As far as oil mods, that's up to your machinist. Find oe that does mopars. I have trouble shot engines from Mopar Engines West, and Speed-O-Motive that had power and/or bearing issues because they didnt get things right. I would find local racers who have had good experiences and find out who did thiers. Sometimes "local" just isn't worth using, and they will tell you if they needed to go further away. I drive an hour and 20 minutes to get to a shop that does the quality I need. There are many others closer.

I think you need to read Corky Bells's book.
 
I agree with Moper 100%. One thing I would add is most foreign 4 bangers like Honda, Toyota, Lexus, etc have 5 main bearings so only one rod is isolated between main bearings. V8's have two rods between main bearings. This is huge as far as strength is concerned.

I road raced Hondas in the mid to late 80's and will tell you that the bottom ends are complete overkill from the factory, 5 mains, a main girdle, forged cranks and forged rods with only about a 2.5" stroke. The V8's need a lot more machine work to make them reliable. They are not plug and play with power adders that make some decent HP.


Chuck
 
I MIGHT be able to get away without all the machine work, but my nature is to be safe rather than sorry.

Thanks for the help. I'll be sure to post details (and the cost!) when the block comes back and I start the build-up.

Interesting to hear that Hondas had main girdles...does anyone make a girdle for Mopar small block engines? Now THAT might be overkill. :thumbup:
 
I drive an hour and 20 minutes to get to a shop that does the quality I need. There are many others closer.

Dave who are you using ?


You can skimp on machine work if you feel comfortable with it but I would rather pay once then re-do it when a rods takes a leap out of the block or you split a cylinder.
 
Whoa! The big block girdles from Chenoweth cost $450, so $279 for the Hughes small block girdle sounds like a pretty good deal. Add the ProGram caps with ARP studs and the machining as detailed by Moper and I think I'm set on the bottom end!

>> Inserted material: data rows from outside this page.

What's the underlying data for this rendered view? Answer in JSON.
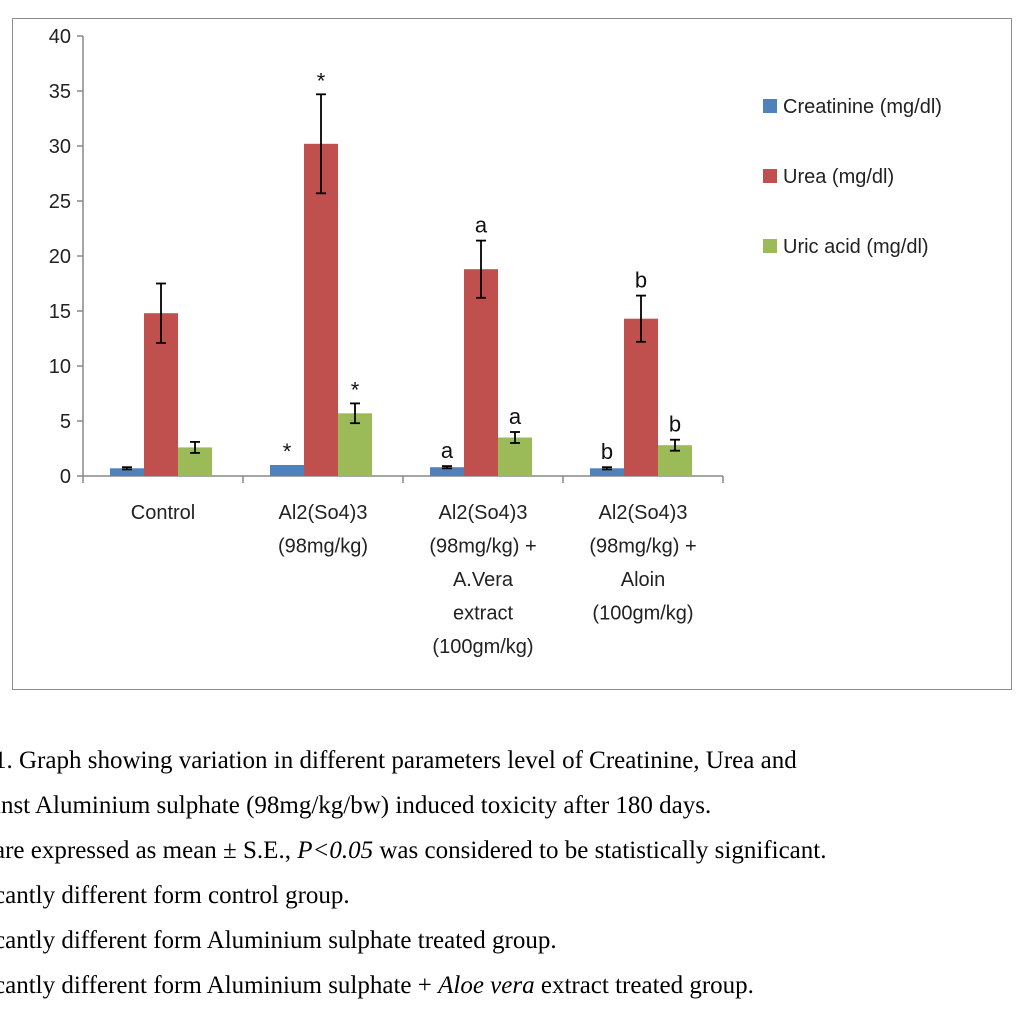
{
  "chart_data": {
    "type": "bar",
    "categories": [
      [
        "Control"
      ],
      [
        "Al2(So4)3",
        "(98mg/kg)"
      ],
      [
        "Al2(So4)3",
        "(98mg/kg) +",
        "A.Vera",
        "extract",
        "(100gm/kg)"
      ],
      [
        "Al2(So4)3",
        "(98mg/kg) +",
        "Aloin",
        "(100gm/kg)"
      ]
    ],
    "series": [
      {
        "name": "Creatinine (mg/dl)",
        "color": "#4f81bd",
        "values": [
          0.7,
          1.0,
          0.8,
          0.7
        ],
        "errors": [
          0.1,
          0.0,
          0.1,
          0.1
        ],
        "marks": [
          "",
          "*",
          "a",
          "b"
        ]
      },
      {
        "name": "Urea (mg/dl)",
        "color": "#c0504d",
        "values": [
          14.8,
          30.2,
          18.8,
          14.3
        ],
        "errors": [
          2.7,
          4.5,
          2.6,
          2.1
        ],
        "marks": [
          "",
          "*",
          "a",
          "b"
        ]
      },
      {
        "name": "Uric acid (mg/dl)",
        "color": "#9bbb59",
        "values": [
          2.6,
          5.7,
          3.5,
          2.8
        ],
        "errors": [
          0.5,
          0.9,
          0.5,
          0.5
        ],
        "marks": [
          "",
          "*",
          "a",
          "b"
        ]
      }
    ],
    "ylim": [
      0,
      40
    ],
    "yticks": [
      0,
      5,
      10,
      15,
      20,
      25,
      30,
      35,
      40
    ],
    "legend": "right",
    "grid": false
  },
  "caption": {
    "line1": "1. Graph showing variation in different parameters level of Creatinine, Urea and",
    "line2": "inst Aluminium  sulphate (98mg/kg/bw) induced toxicity after 180 days.",
    "line3_a": "are expressed as mean ± S.E., ",
    "line3_b": "P<0.05",
    "line3_c": " was considered to be statistically significant.",
    "line4": "cantly different form control group.",
    "line5": "cantly different form Aluminium sulphate treated group.",
    "line6_a": "cantly different form Aluminium  sulphate + ",
    "line6_b": "Aloe vera",
    "line6_c": " extract treated group."
  }
}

I'm pretty new here, but you guys have really been helpful. Cheers!
 
idea/question. if the whole engine and trubo project is to spendy then what if you just did the engine to the the needed specs of a trubo and then added the turbo later? is that not a realistic idea or am sounding really dumb right now?
 
No, you're not dumb, you're just asking a question. That's how we all learn.

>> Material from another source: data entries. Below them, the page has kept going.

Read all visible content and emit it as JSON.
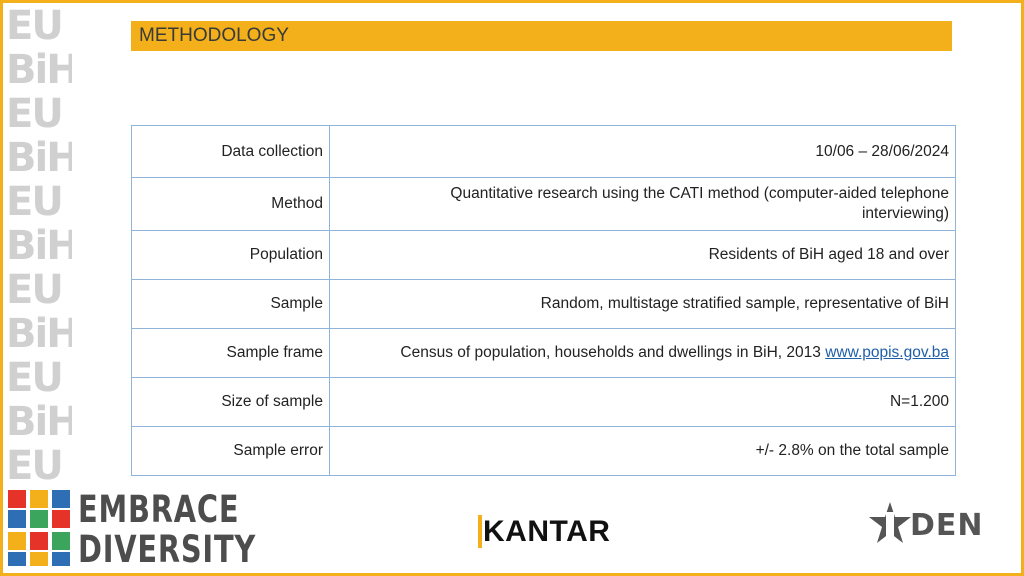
{
  "slide": {
    "title": "METHODOLOGY"
  },
  "table": {
    "rows": [
      {
        "label": "Data collection",
        "value": "10/06 – 28/06/2024"
      },
      {
        "label": "Method",
        "value_line1": "Quantitative research using the CATI method (computer-aided telephone",
        "value_line2": "interviewing)"
      },
      {
        "label": "Population",
        "value": "Residents of BiH aged 18 and over"
      },
      {
        "label": "Sample",
        "value": "Random, multistage stratified sample, representative of BiH"
      },
      {
        "label": "Sample frame",
        "value": "Census of population, households and dwellings in BiH, 2013",
        "link": "www.popis.gov.ba"
      },
      {
        "label": "Size of sample",
        "value": "N=1.200"
      },
      {
        "label": "Sample error",
        "value": "+/- 2.8% on the total sample"
      }
    ]
  },
  "logos": {
    "strip_word_1": "EU",
    "strip_word_2": "BiH",
    "embrace_line1": "EMBRACE",
    "embrace_line2": "DIVERSITY",
    "kantar": "KANTAR",
    "den": "DEN",
    "flag_colors": [
      "#E63329",
      "#F3B01B",
      "#2E6EB5",
      "#3BA55D"
    ],
    "accent": "#F3B01B",
    "border_color": "#8fb4d8"
  }
}
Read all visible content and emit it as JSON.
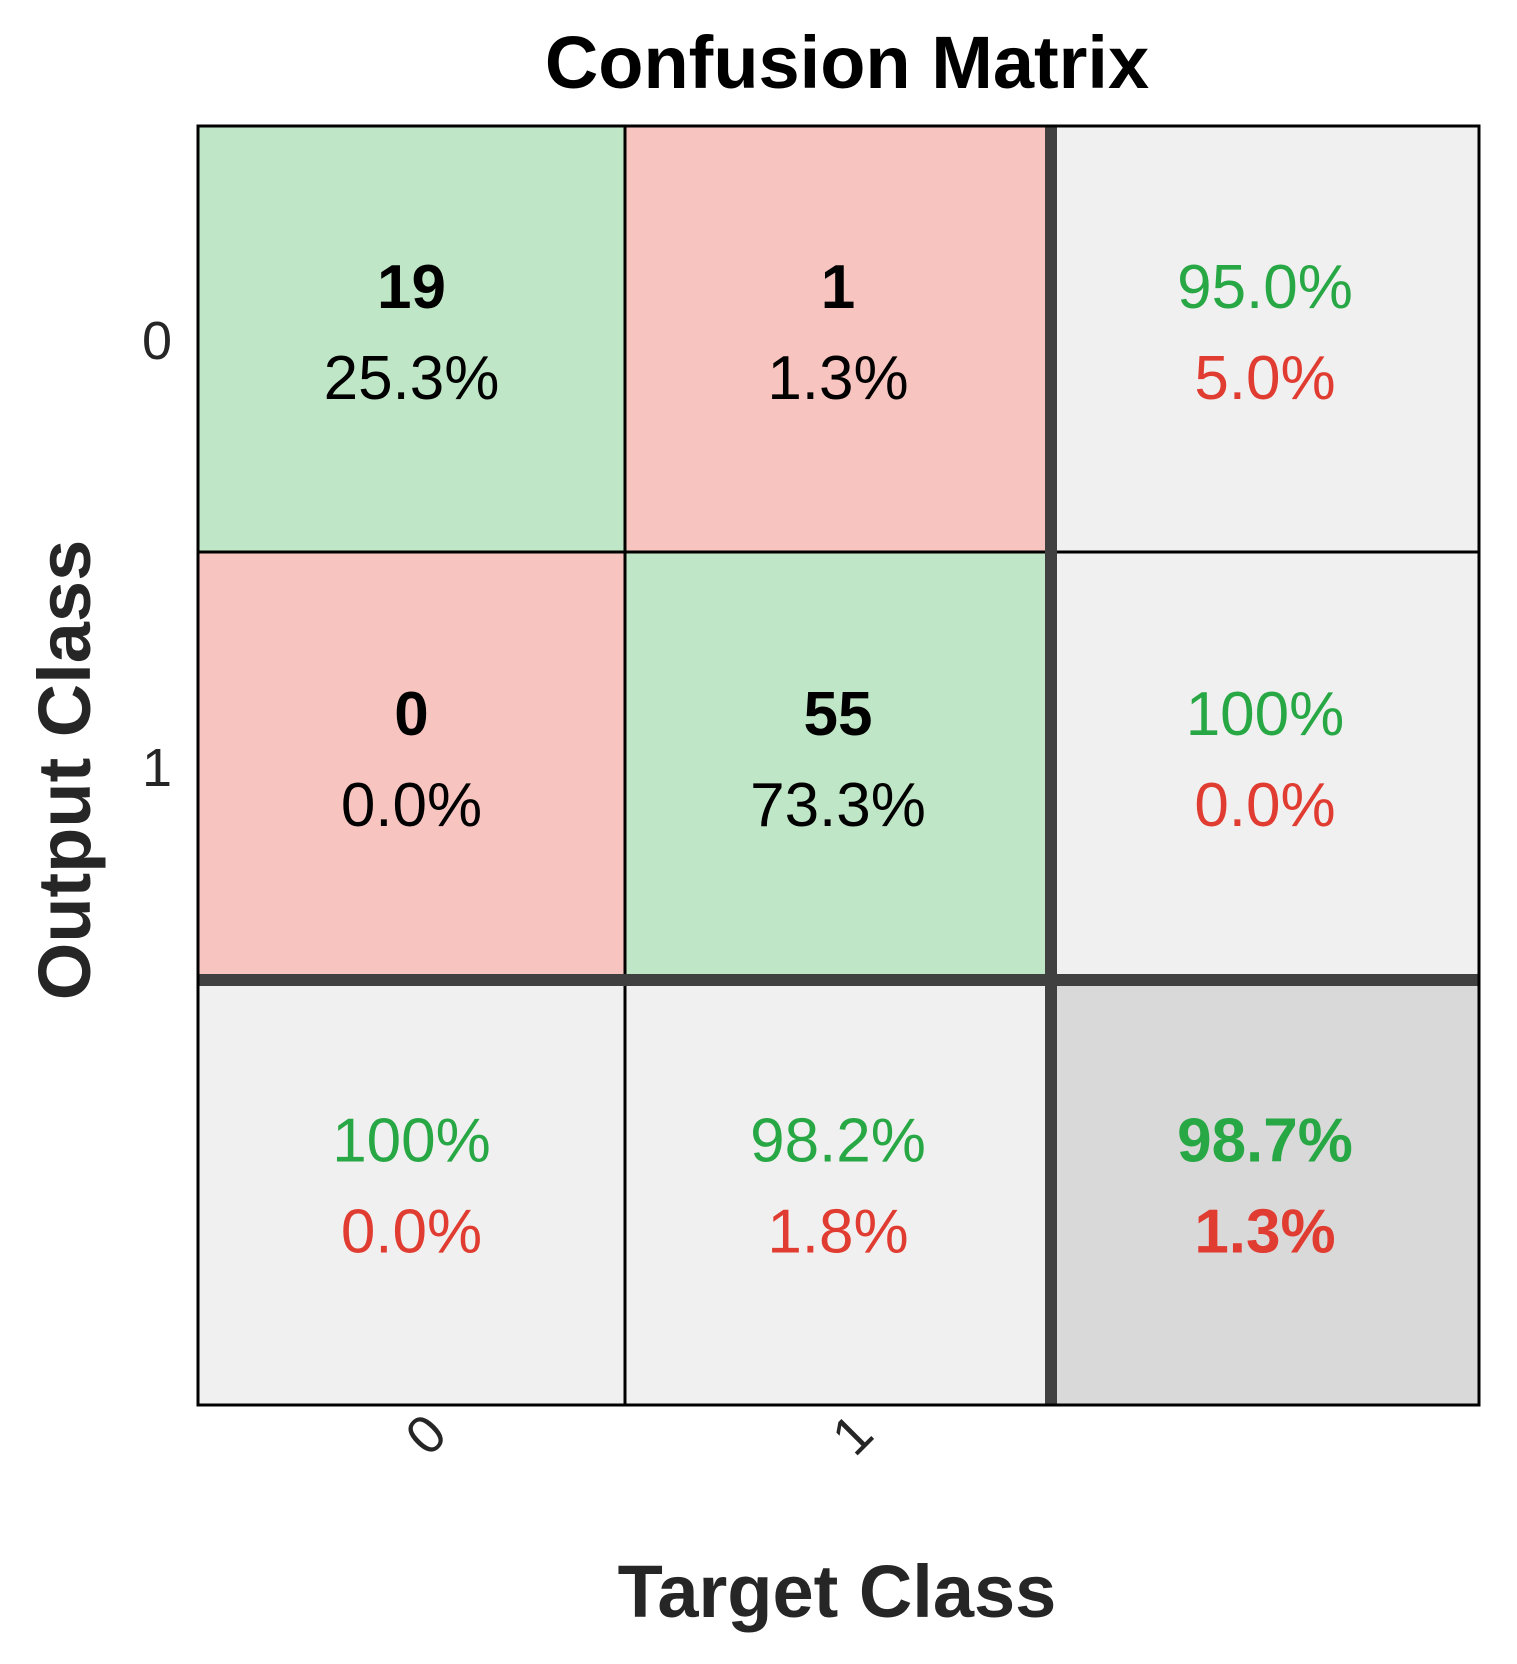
{
  "chart_data": {
    "type": "heatmap",
    "title": "Confusion Matrix",
    "xlabel": "Target Class",
    "ylabel": "Output Class",
    "target_classes": [
      "0",
      "1"
    ],
    "output_classes": [
      "0",
      "1"
    ],
    "cells": [
      [
        {
          "count": "19",
          "percent": "25.3%"
        },
        {
          "count": "1",
          "percent": "1.3%"
        }
      ],
      [
        {
          "count": "0",
          "percent": "0.0%"
        },
        {
          "count": "55",
          "percent": "73.3%"
        }
      ]
    ],
    "row_summary": [
      {
        "correct": "95.0%",
        "incorrect": "5.0%"
      },
      {
        "correct": "100%",
        "incorrect": "0.0%"
      }
    ],
    "column_summary": [
      {
        "correct": "100%",
        "incorrect": "0.0%"
      },
      {
        "correct": "98.2%",
        "incorrect": "1.8%"
      }
    ],
    "overall": {
      "correct": "98.7%",
      "incorrect": "1.3%"
    },
    "colors": {
      "correct_cell": "#bfe6c6",
      "incorrect_cell": "#f7c4c0",
      "summary_cell": "#f0f0f0",
      "overall_cell": "#d9d9d9",
      "correct_text": "#28a745",
      "incorrect_text": "#e03c31",
      "count_text": "#000000"
    }
  }
}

The answer is that GoFish would not have much fun with a 8.0:1 or 8.5:1 engine without the turbo.
 
Jaxle, not a dumb question, but Ramcharger is right. I'm planning on 8.5:1 compression. I COULD add the turbo down the road, but the car would be a dog until I do. Luckily, I'm at a point in my life where the money is really not a problem. I don't want to throw money down the drain, mind you, but I'm more than willing to pay what's necessary to do this right. You only live once...
 
Luckily, I'm at a point in my life where the money is really not a problem. You only live once...


Need a brother? :)

Adam- I'm using Gary and Ken at Larry's Auto Machine in North Stoneington. Kenny was one of my guy for years, but he closed his shop last summer. That's where I bought the head equipment from taht you saw in my garage... So now I use Larry's. So far, two LA blocks and one 383 block and absolutley no issues. Plus, he's got in house computerized dyno cell and an SF600. He completely built Tom's (MOPARTS Tom, 800+hp) blower engine too. In fact, it's got my old gear drive on it...lol.